Editorial on Protein-based COVID Vaccines

Reis Lima^{* *}Correspondence: Reis Lima, Department of Sustainable Development, University of Stockholm, Stockholm, Sweden, Email:

Author info »

Description

People around the world are given multiple safe and effective COVID-19 vaccines; scientists are investigating various vaccine strategies that can provide stronger or longer-lasting immunity to SARSCoV2 and its variants. We are working hard on development. Researchers at ACS Central Science are now immunizing mice with nanoparticles that mimic SARSCoV2 by displaying multiple copies of the Receptor-Binding Domain (RBD) antigen, and the vaccine provides a potent antibody and T cell response.

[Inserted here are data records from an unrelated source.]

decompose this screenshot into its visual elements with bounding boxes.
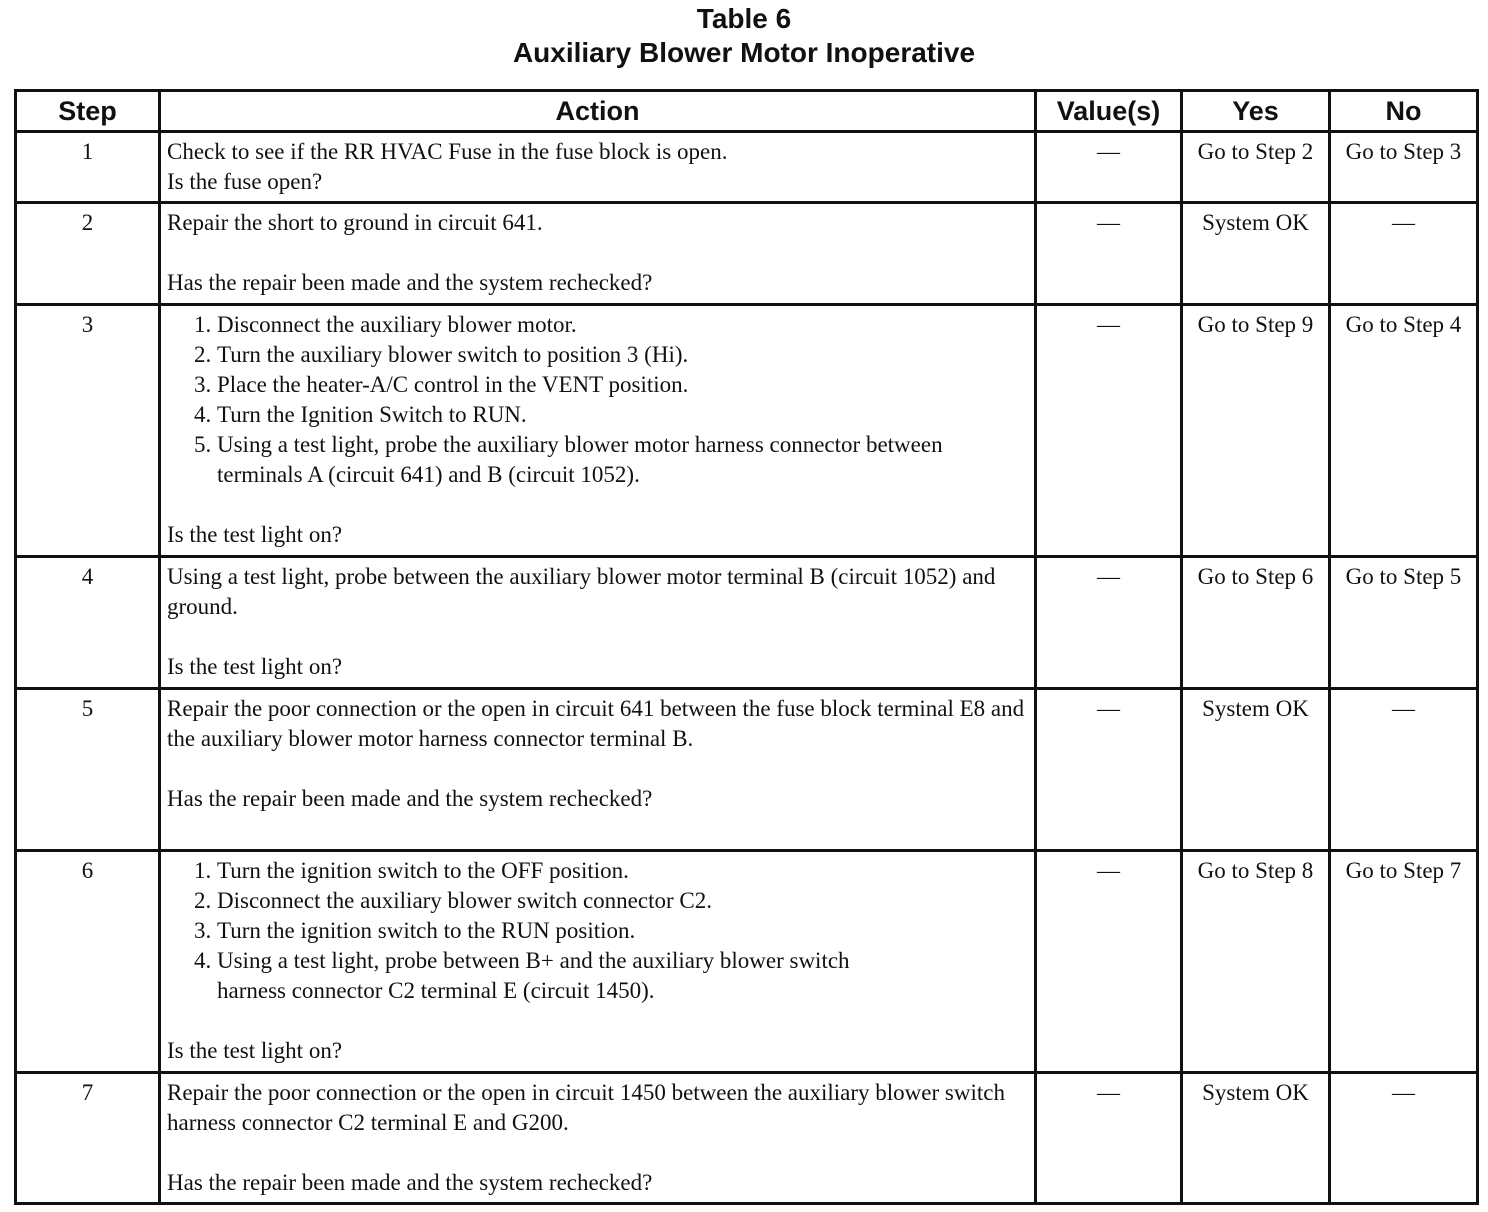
step-number: 1: [16, 132, 160, 203]
header-row: [16, 91, 1478, 132]
action-steps-list: [167, 310, 1028, 490]
value-cell: —: [1036, 689, 1182, 851]
value-cell: —: [1036, 305, 1182, 557]
list-item: 2. Disconnect the auxiliary blower switch connector C2.: [217, 886, 1028, 916]
action-question: Is the test light on?: [167, 522, 343, 547]
action-text: Repair the short to ground in circuit 641.: [167, 210, 543, 235]
action-cell: [160, 203, 1036, 305]
header-values: Value(s): [1036, 91, 1182, 132]
diagnostic-table: [14, 89, 1479, 1205]
header-step: Step: [16, 91, 160, 132]
table-row: [16, 132, 1478, 203]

The first vaccine to receive urgent approval from the US Food and Drug Administration was based on mRNA, but more conventional protein-based vaccines have shown promise in clinical trials. In most cases, the immune system is trained to recognize RBD, a peptide that is part of the SARSCoV2 palmer that binds to ACE2 receptors on the surface of host cells. However, not all of these vaccines elicit both antibody and T cell responses, both of which are thought to be important for long-lasting immunity. Melody Swartz, Jeffrey Hubbell, et al. have previously developed a vaccine delivery tool called polymerases. It is a self-assembled spherical nanoparticles that can encapsulate antigens and adjuvants (helper molecules that enhance the immune response) and release them into immune cells. Whether polymerases induce strong T-cell immunity and researchers can further improve antibody response by displaying multiple copies of RBD on the surface by modifying nanoparticles to mimic the virus.

So the team created polymerases of the same size as SARSCoV2 and decorated them with many RBDs. After characterizing the nanoparticles in vitro, they injected them into mice with separate polymerases containing an adjuvant in two doses at 3-week intervals. For comparison, they immunized another group of mice with RBD-encapsulated polymerases, along with nanoparticles containing an adjuvant. Both groups of mice produced high levels of RBD-specific antibodies, but only surface-decorated polymerases produced neutralizing antibodies that prevented intracellular SARSCoV2 infection. Both surface-decorated RBDs and encapsulated RBDs elicited robust T cell responses. The new vaccine has not yet been tested for safety and efficacy in humans, but researchers say it may be superior to the mRNA vaccine in that it is widely used in the field of limited resources. This is because, unlike mRNA vaccines that require storage at sub-zero temperatures, surface-decorated polymerases are stable and active for at least 6 months when refrigerated.

The authors would like to thank the Chicago Center for Immunotechnology Innovation, University of Chicago, the Chicago Biomedical Consortium COVID19 Response Award, the National Institutes of Health, the Canadian Institute of Health, and the University of Chicago Comprehensive Cancer Center.

The American Chemical Society (ACS) is a non-profit organization founded by the United States Parliament. ACS` mission is to advance the broader chemistry enterprise and its practitioners for the benefit of Earth and its entire people. The Society is a global leader in promoting excellence in science education and providing access to chemistry related information and research through its multiple research solutions, peer reviewed journals, scientific conferences, eBooks and weekly news periodical Chemical & Engineering News. ACS journals are among the most cited, most trusted and most read within the scientific literature; however, ACS itself does not conduct chemical research. As a leader in scientific information solutions, its CAS division partners with global innovators to accelerate breakthroughs by curating, connecting and analysing the world`s scientific knowledge.